Chapter 4 Practice Problems
Practice Problems
Problem 1: Thévenin Equivalent
A circuit has a 30 V source, with R1 = 10 Ω in series with the source, and R2 = 15 Ω connected between node A and ground. Find the Thévenin equivalent circuit seen at terminals A–B (where B is ground).
Solution
Finding \(V_{Th}\):
Remove any load from terminals A–B (open circuit). Voltage at A:
R1 and R2 form a voltage divider: \(V_{Th} = 30 \times \frac{15}{10+15} = 30 \times 0.6 = 18\) V
Finding \(R_{Th}\):
Kill the 30 V source (replace with short). Looking into terminals A–B: R1 and R2 are in parallel: \(R_{Th} = \frac{10 \times 15}{10+15} = \frac{150}{25} = 6\) Ω
Thévenin equivalent: 18 V source in series with 6 Ω.
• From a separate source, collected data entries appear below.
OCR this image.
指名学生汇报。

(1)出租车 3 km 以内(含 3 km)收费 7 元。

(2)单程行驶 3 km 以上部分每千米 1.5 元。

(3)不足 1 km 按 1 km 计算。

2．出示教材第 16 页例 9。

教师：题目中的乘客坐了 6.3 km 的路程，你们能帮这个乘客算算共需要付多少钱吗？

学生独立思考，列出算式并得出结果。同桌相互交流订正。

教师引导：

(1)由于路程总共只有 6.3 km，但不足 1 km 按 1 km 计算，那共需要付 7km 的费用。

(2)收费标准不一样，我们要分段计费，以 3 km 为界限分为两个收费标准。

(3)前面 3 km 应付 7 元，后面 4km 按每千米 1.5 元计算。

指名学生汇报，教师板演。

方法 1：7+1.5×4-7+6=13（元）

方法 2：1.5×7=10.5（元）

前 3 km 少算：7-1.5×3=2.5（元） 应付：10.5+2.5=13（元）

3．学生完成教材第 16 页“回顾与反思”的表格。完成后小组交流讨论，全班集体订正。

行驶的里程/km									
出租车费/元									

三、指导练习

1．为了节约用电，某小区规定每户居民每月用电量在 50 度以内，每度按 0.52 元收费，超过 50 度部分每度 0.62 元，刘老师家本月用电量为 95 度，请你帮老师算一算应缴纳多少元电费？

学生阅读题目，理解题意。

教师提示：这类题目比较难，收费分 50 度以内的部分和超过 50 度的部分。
Problem 2: Maximum Power Transfer
Using the Thévenin equivalent found in Problem 1, find:
a) The load resistance that maximizes power transfer
b) The maximum power delivered to the load
c) The efficiency at maximum power transfer
Solution
a) \(R_L = R_{Th} = 6\) Ω
b) \(P_{max} = \frac{V_{Th}^2}{4 R_{Th}} = \frac{18^2}{4 \times 6} = \frac{324}{24} = 13.5\) W
c) Efficiency = 50% (always at maximum power transfer condition).
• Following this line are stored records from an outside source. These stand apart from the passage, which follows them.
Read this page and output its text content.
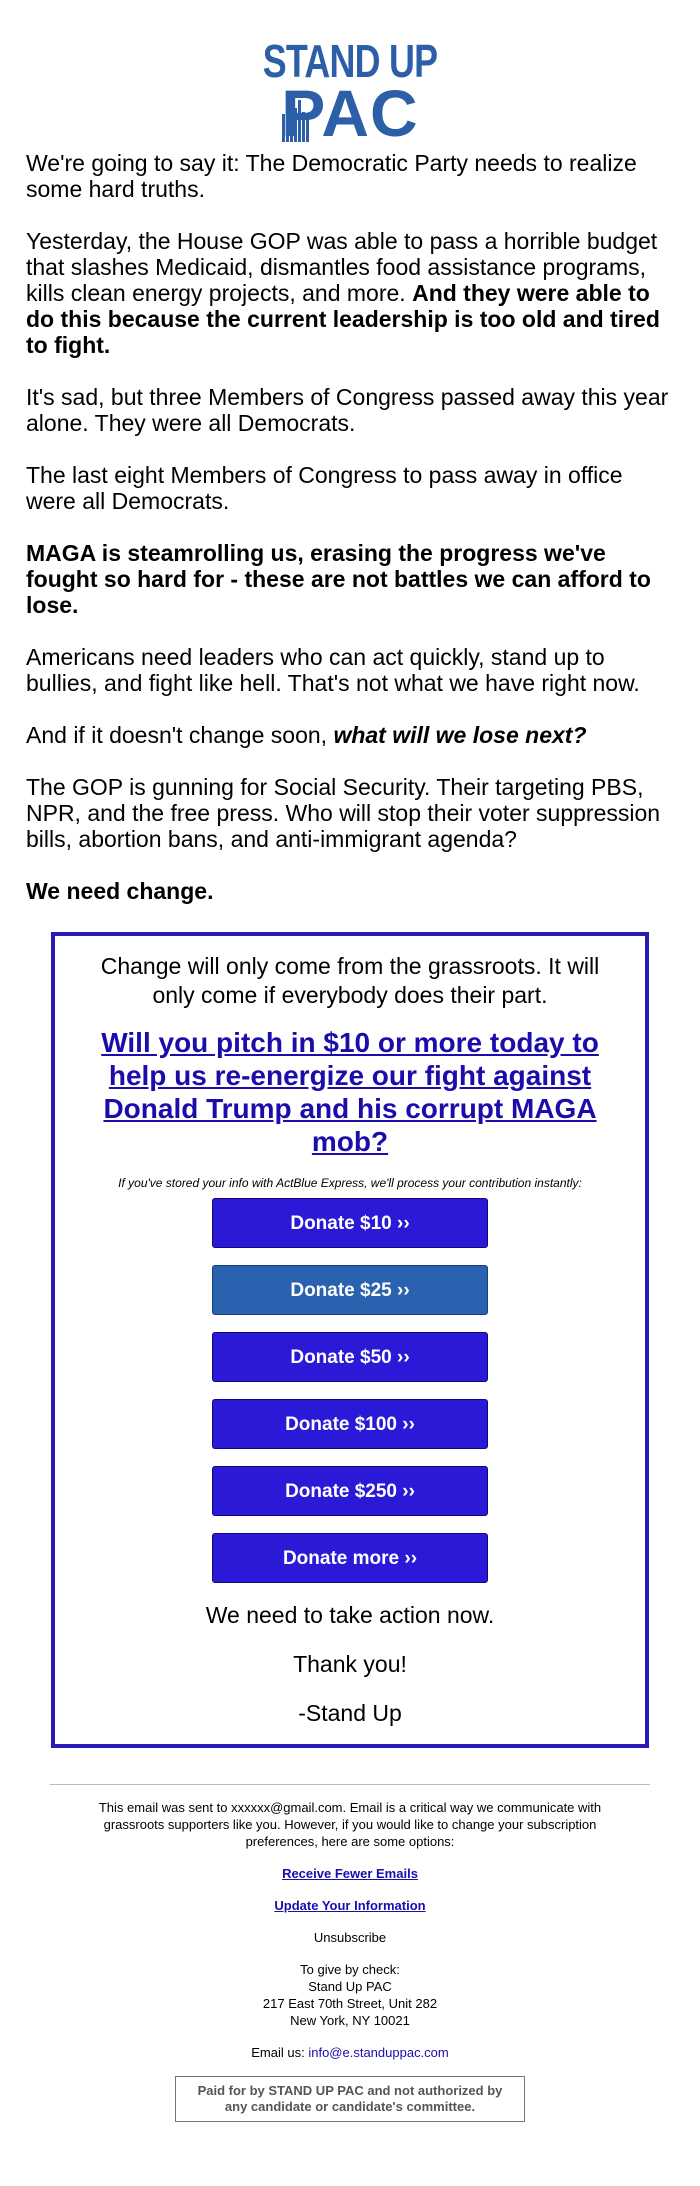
STAND UP
PAC

We're going to say it: The Democratic Party needs to realize some hard truths.

Yesterday, the House GOP was able to pass a horrible budget that slashes Medicaid, dismantles food assistance programs, kills clean energy projects, and more. And they were able to do this because the current leadership is too old and tired to fight.

It's sad, but three Members of Congress passed away this year alone. They were all Democrats.

The last eight Members of Congress to pass away in office were all Democrats.

MAGA is steamrolling us, erasing the progress we've fought so hard for - these are not battles we can afford to lose.

Americans need leaders who can act quickly, stand up to bullies, and fight like hell. That's not what we have right now.

And if it doesn't change soon, what will we lose next?

The GOP is gunning for Social Security. Their targeting PBS, NPR, and the free press. Who will stop their voter suppression bills, abortion bans, and anti-immigrant agenda?

We need change.

Change will only come from the grassroots. It will only come if everybody does their part.

Will you pitch in $10 or more today to help us re-energize our fight against Donald Trump and his corrupt MAGA mob?

If you've stored your info with ActBlue Express, we'll process your contribution instantly:

Donate $10 ››
Donate $25 ››
Donate $50 ››
Donate $100 ››
Donate $250 ››
Donate more ››

We need to take action now.

Thank you!

-Stand Up

This email was sent to xxxxxx@gmail.com. Email is a critical way we communicate with grassroots supporters like you. However, if you would like to change your subscription preferences, here are some options:

Receive Fewer Emails

Update Your Information

Unsubscribe

To give by check:
Stand Up PAC
217 East 70th Street, Unit 282
New York, NY 10021

Email us: info@e.standuppac.com

Paid for by STAND UP PAC and not authorized by any candidate or candidate's committee.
Verification: With \(R_L = 6\) Ω, current \(I = 18/(6+6) = 1.5\) A.
Power to load: \(P_L = 1.5^2 \times 6 = 13.5\) W ✓
Power from source: \(P_S = 18 \times 1.5 = 27\) W
Efficiency: \(13.5/27 = 50\%\) ✓
Problem 3: Source Transformation
Simplify the following circuit using source transformation: a 9 V voltage source with a 3 Ω series resistor in parallel with a 6 Ω resistor, driving a 4 Ω load.
Solution
Step 1: Transform the 9 V/3 Ω voltage source to a current source: \(I_N = 9/3 = 3\) A in parallel with 3 Ω.
Step 2: The 3 Ω and 6 Ω are now in parallel: \(R_{eq} = (3 \times 6)/(3+6) = 2\) Ω
Step 3: The circuit is now 3 A current source in parallel with 2 Ω and 4 Ω.
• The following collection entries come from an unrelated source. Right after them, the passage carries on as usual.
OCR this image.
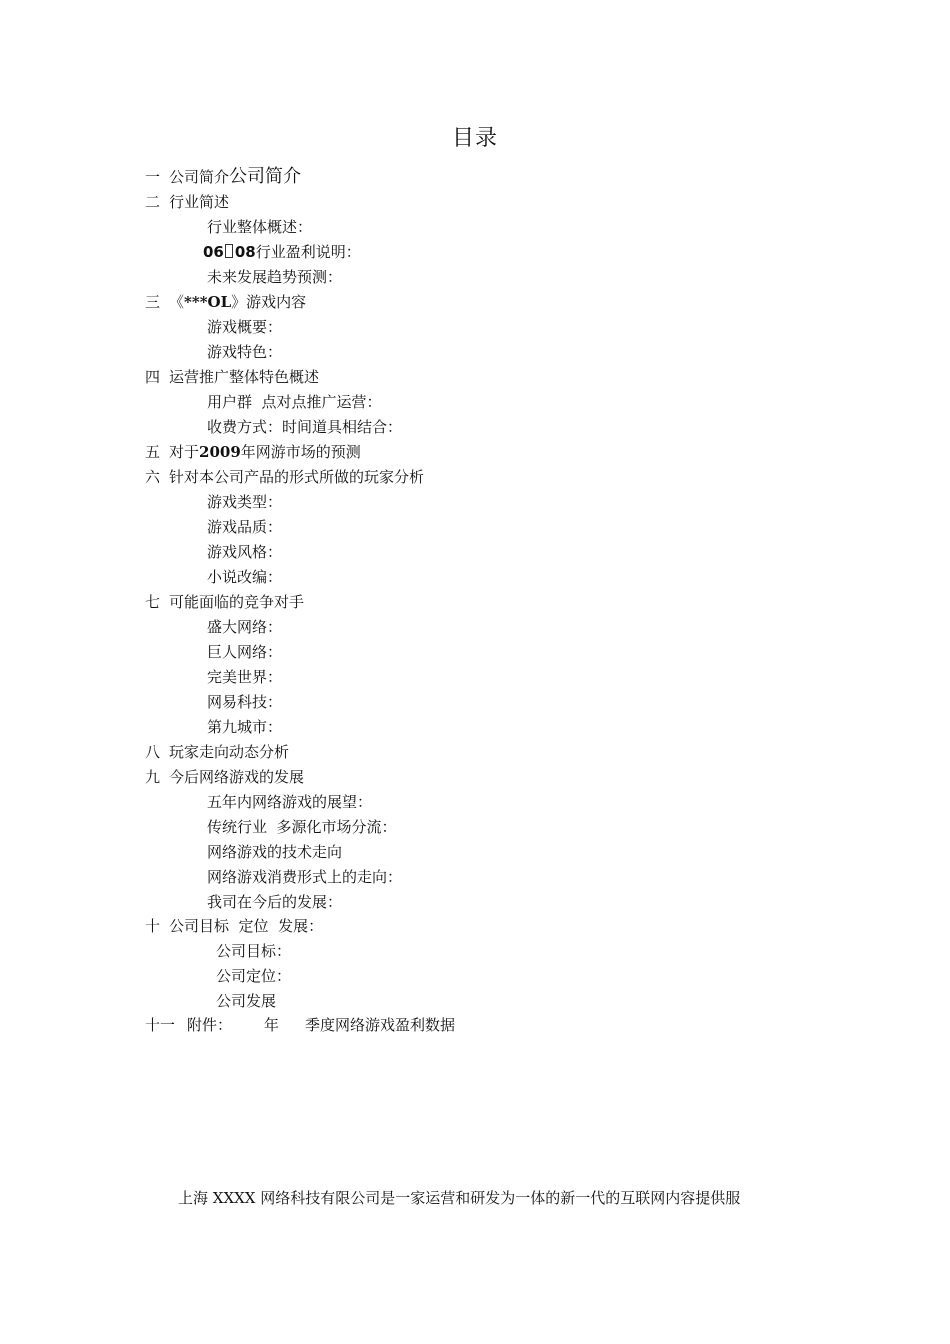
目录
一 公司简介公司简介
二 行业简述
行业整体概述：
06 08行业盈利说明：
未来发展趋势预测：
三 《***OL》游戏内容
游戏概要：
游戏特色：
四 运营推广整体特色概述
用户群  点对点推广运营：
收费方式：时间道具相结合：
五 对于2009年网游市场的预测
六 针对本公司产品的形式所做的玩家分析
游戏类型：
游戏品质：
游戏风格：
小说改编：
七 可能面临的竞争对手
盛大网络：
巨人网络：
完美世界：
网易科技：
第九城市：
八 玩家走向动态分析
九 今后网络游戏的发展
五年内网络游戏的展望：
传统行业  多源化市场分流：
网络游戏的技术走向
网络游戏消费形式上的走向：
我司在今后的发展：
十 公司目标  定位  发展：
公司目标：
公司定位：
公司发展
十一 附件： 年 季度网络游戏盈利数据
上海 XXXX 网络科技有限公司是一家运营和研发为一体的新一代的互联网内容提供服
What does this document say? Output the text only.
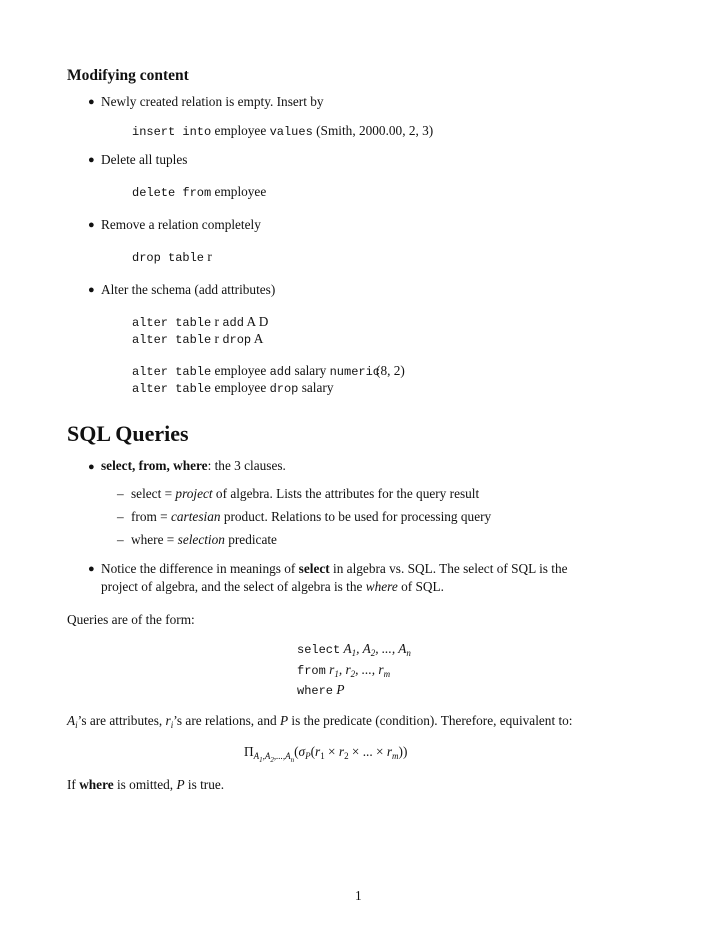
Modifying content
● Newly created relation is empty. Insert by
insert into employee values (Smith, 2000.00, 2, 3)
● Delete all tuples
delete from employee
● Remove a relation completely
drop table r
● Alter the schema (add attributes)
alter table r add A D
alter table r drop A
alter table employee add salary numeric(8, 2)
alter table employee drop salary
SQL Queries
● select, from, where: the 3 clauses.
– select = project of algebra. Lists the attributes for the query result
– from = cartesian product. Relations to be used for processing query
– where = selection predicate
● Notice the difference in meanings of select in algebra vs. SQL. The select of SQL is the
project of algebra, and the select of algebra is the where of SQL.
Queries are of the form:
select $A_1$, $A_2$, ..., $A_n$
from $r_1$, $r_2$, ..., $r_m$
where P
$A_i’s$ are attributes, $r_i’s$ are relations, and P is the predicate (condition). Therefore, equivalent to:
$\Pi_{A_1,A_2,...,A_n}(\sigma_P(r_1 \times r_2$ × ... × $r_m$))
If where is omitted, P is true.
1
Load current (current divider): \(I_L = 3 \times \frac{2}{2+4} = 1\) A
Load voltage: \(V_L = 1 \times 4 = 4\) V
Problem 4: Norton Equivalent with Verification
Find the Norton equivalent at terminals A–B for a circuit with a 24 V source, R1 = 8 Ω in series with the source, and R2 = 4 Ω from node A to ground. Verify using \(R_N = V_{oc}/I_{sc}\).
Solution
\(I_{sc}\) (short A to B):
R2 is shorted. The only resistance is R1: \(I_{sc} = 24/8 = 3\) A
This is \(I_N = 3\) A.
\(R_N\) (kill source):
Short the 24 V source. Looking into A–B: R1 ∥ R2 = (8×4)/(8+4) = 32/12 = 8/3 Ω ≈ 2.67 Ω.
Verification via \(V_{oc}/I_{sc}\):
\(V_{oc}\) = voltage at A with B open = \(24 \times 4/(8+4) = 8\) V
\(R_{Th} = V_{oc}/I_{sc} = 8/3\) Ω ✓
Norton equivalent: 3 A current source in parallel with 8/3 Ω (≈ 2.67 Ω).